Elas também ficam com os filhos das vítimas
quando elas são enviadas à Cidade do México ou a alguma grande cidade
americana - o que funciona como uma garantia para as mulheres não tentem
escapar ou denunciar o esquema.
Reféns
Maria, uma jovem da América Central que não terá
a identidade revelada, saiu de seu país com a promessa de trabalhar
como garçonete, mas foi vendida de prostíbulo em prostíbulo.
Hoje, ela vive no México em um refúgio para vítimas de exploração sexual e sonha em se tornar jogadora de futebol.

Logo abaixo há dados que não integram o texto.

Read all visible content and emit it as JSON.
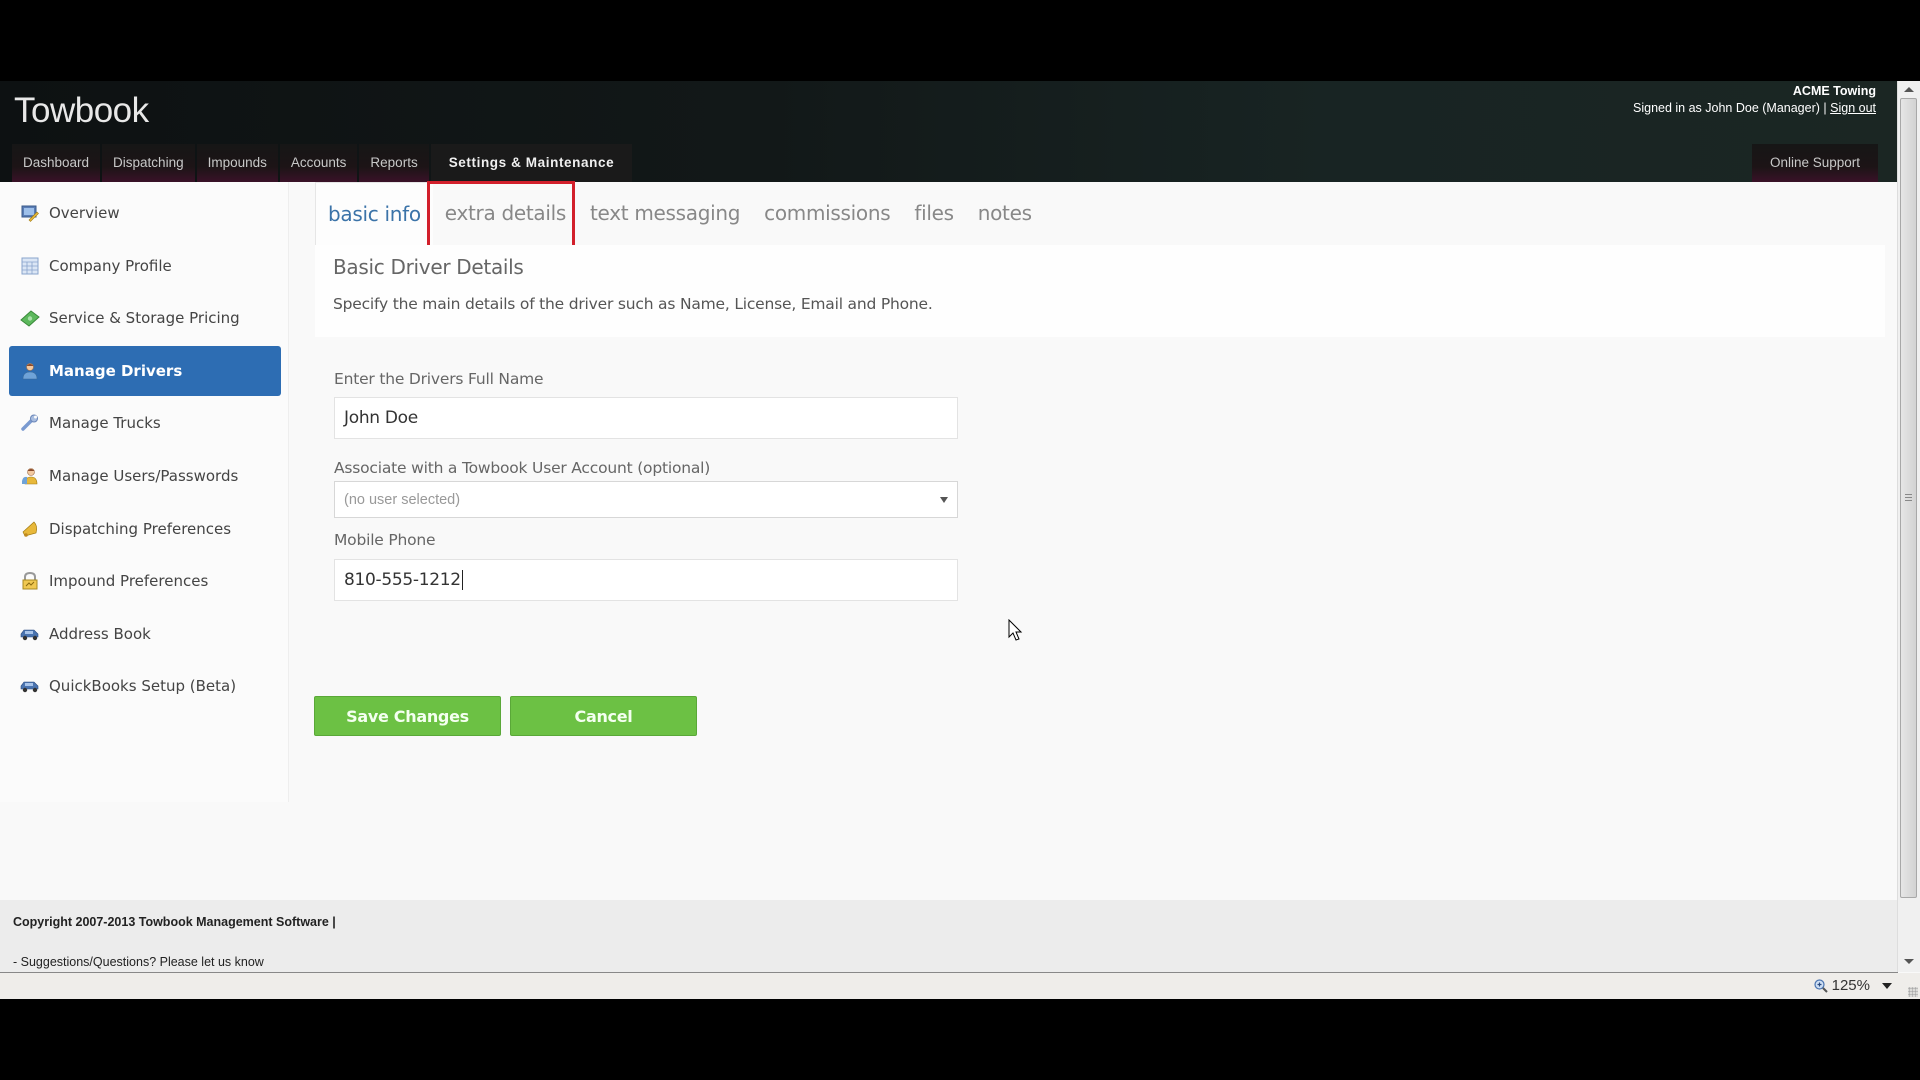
{
  "app": {
    "logo": "Towbook",
    "company": "ACME Towing",
    "signed_in_text": "Signed in as John Doe (Manager) |",
    "sign_out": "Sign out"
  },
  "nav": {
    "tabs": [
      {
        "label": "Dashboard"
      },
      {
        "label": "Dispatching"
      },
      {
        "label": "Impounds"
      },
      {
        "label": "Accounts"
      },
      {
        "label": "Reports"
      },
      {
        "label": "Settings & Maintenance",
        "active": true
      }
    ],
    "support": "Online Support"
  },
  "sidebar": {
    "items": [
      {
        "label": "Overview",
        "icon": "monitor-pencil-icon"
      },
      {
        "label": "Company Profile",
        "icon": "table-icon"
      },
      {
        "label": "Service & Storage Pricing",
        "icon": "money-icon"
      },
      {
        "label": "Manage Drivers",
        "icon": "driver-person-icon",
        "active": true
      },
      {
        "label": "Manage Trucks",
        "icon": "wrench-icon"
      },
      {
        "label": "Manage Users/Passwords",
        "icon": "users-icon"
      },
      {
        "label": "Dispatching Preferences",
        "icon": "bell-icon"
      },
      {
        "label": "Impound Preferences",
        "icon": "lock-icon"
      },
      {
        "label": "Address Book",
        "icon": "car-icon"
      },
      {
        "label": "QuickBooks Setup (Beta)",
        "icon": "car-icon"
      }
    ],
    "active_color": "#2d6db3"
  },
  "tabs": [
    {
      "label": "basic info",
      "active": true
    },
    {
      "label": "extra details",
      "highlighted": true
    },
    {
      "label": "text messaging"
    },
    {
      "label": "commissions"
    },
    {
      "label": "files"
    },
    {
      "label": "notes"
    }
  ],
  "panel": {
    "title": "Basic Driver Details",
    "description": "Specify the main details of the driver such as Name, License, Email and Phone."
  },
  "form": {
    "name_label": "Enter the Drivers Full Name",
    "name_value": "John Doe",
    "user_label": "Associate with a Towbook User Account (optional)",
    "user_value": "(no user selected)",
    "phone_label": "Mobile Phone",
    "phone_value": "810-555-1212"
  },
  "buttons": {
    "save": "Save Changes",
    "cancel": "Cancel",
    "color": "#6cc144"
  },
  "footer": {
    "copyright": "Copyright 2007-2013 Towbook Management Software |",
    "suggestions": "- Suggestions/Questions? Please let us know"
  },
  "statusbar": {
    "zoom": "125%"
  },
  "highlight_color": "#d21f2b"
}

"Alguns clientes te tratam bem e outros não, mas
dou graças a Deus que não me aconteceu nada. Algumas colegas acabaram
mortas", disse ela.
"Me tiraram todos os documentos e até o número
de telefone da minha mãe. Me disseram que teria que trabalhar até pagar
minha dívida da viagem que fiz do meu país até aqui. E que não tentasse
fugir", afirmou.
Maria foi resgatada de um prostíbulo durante uma operação da autoridade migratória.

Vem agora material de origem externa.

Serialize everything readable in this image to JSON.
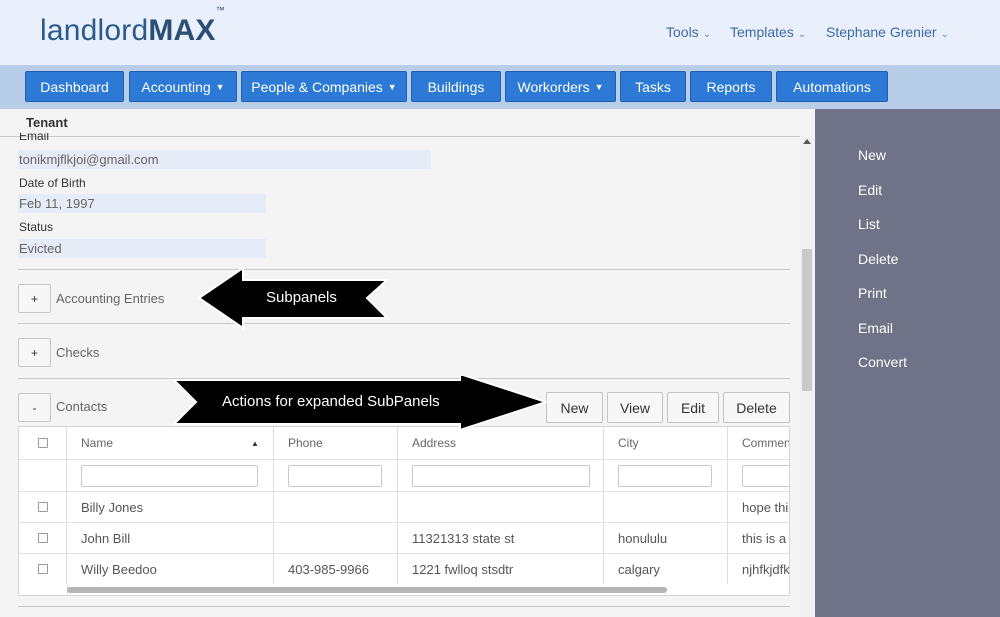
{
  "app": {
    "logo_light": "landlord",
    "logo_bold": "MAX",
    "logo_tm": "™"
  },
  "top_menu": [
    {
      "label": "Tools"
    },
    {
      "label": "Templates"
    },
    {
      "label": "Stephane Grenier"
    }
  ],
  "nav": [
    {
      "label": "Dashboard"
    },
    {
      "label": "Accounting"
    },
    {
      "label": "People & Companies"
    },
    {
      "label": "Buildings"
    },
    {
      "label": "Workorders"
    },
    {
      "label": "Tasks"
    },
    {
      "label": "Reports"
    },
    {
      "label": "Automations"
    }
  ],
  "record": {
    "title": "Tenant",
    "email_label": "Email",
    "email_value": "tonikmjflkjoi@gmail.com",
    "dob_label": "Date of Birth",
    "dob_value": "Feb 11, 1997",
    "status_label": "Status",
    "status_value": "Evicted"
  },
  "subpanels": [
    {
      "toggle": "+",
      "title": "Accounting Entries"
    },
    {
      "toggle": "+",
      "title": "Checks"
    },
    {
      "toggle": "-",
      "title": "Contacts"
    }
  ],
  "contacts_actions": [
    {
      "label": "New"
    },
    {
      "label": "View"
    },
    {
      "label": "Edit"
    },
    {
      "label": "Delete"
    }
  ],
  "contacts_grid": {
    "columns": [
      "Name",
      "Phone",
      "Address",
      "City",
      "Commen"
    ],
    "sort_indicator": "▲",
    "rows": [
      {
        "name": "Billy Jones",
        "phone": "",
        "address": "",
        "city": "",
        "comment": "hope thi"
      },
      {
        "name": "John Bill",
        "phone": "",
        "address": "11321313 state st",
        "city": "honululu",
        "comment": "this is a"
      },
      {
        "name": "Willy Beedoo",
        "phone": "403-985-9966",
        "address": "1221 fwlloq stsdtr",
        "city": "calgary",
        "comment": "njhfkjdfk"
      }
    ]
  },
  "sidebar": [
    {
      "label": "New"
    },
    {
      "label": "Edit"
    },
    {
      "label": "List"
    },
    {
      "label": "Delete"
    },
    {
      "label": "Print"
    },
    {
      "label": "Email"
    },
    {
      "label": "Convert"
    }
  ],
  "annotations": {
    "subpanels": "Subpanels",
    "actions": "Actions for expanded SubPanels"
  },
  "colors": {
    "nav_button": "#2d7ad6",
    "header_bg": "#e9f0fb",
    "sidebar_bg": "#707287"
  }
}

"Muitas mulheres exploradas não se reconhecem como vítimas", afirmou a fiscal Irene Herrerías.
"Em outros delitos, as vítimas procuram as
autoridades e denunciam, mas elas vivem agarradas aos traficantes ou são
ameaçadas por eles", disse.
Machismo
Tenancingo é apenas a face mais visível do dinheiro gerado pelo tráfico de pessoas no México.
Segundo o Centro Frei Julián, as mulheres são
recrutadas em ao menos 11 Estados do país e exploradas em outras nove
regiões - entre eles Tlaxcala e cidades americanas como Houston, Nova
York ou Miami.
Na última segunda-feira, 27 mulheres foram
resgatadas no bairro La Merced, no centro da capital mexicana. Lá é
possível ver prostitutas e cafetões agindo à luz do dia.
Muitas prostitutas estão nas ruas de maneira
voluntária. Outras sofrem exploração de redes que operam em casas
escondidas nos becos de La Merced. Em média são obrigadas a ter 40
relações sexuais em um único dia.
Como elas, a cada ano milhares de mulheres caem
nessas redes em todo o país, segundo organizações não governamentais do
México e dos EUA. Porém, não há estatísticas claras que quantifiquem o
tamanho do esquema.
"Há um fator cultural muito determinante",
afirmou Felipe De La Torre, coordenador regional de um projeto da ONU
contra o tráfico de pessoas.
"Grande parte da sociedade mexicana ainda tem
características muito fortes de machismo. Por isso algumas esferas ainda
resistem a aceitar que mulheres e vítimas podem ser forçadas a exercer a
prostituição", disse o representante da ONU.
Dessa forma, tanto as mulheres que ficam no
México como aquelas vendidas como mercadoria sexual em outras partes do
mundo vivem a mercê dos cafetões.
Algumas se mantêm temerosas de que algo ocorra aos filhos que tiveram que deixar onde foram recrutadas.
Outras vivem uma segunda condenação: viver com os homens que roubaram suas vidas.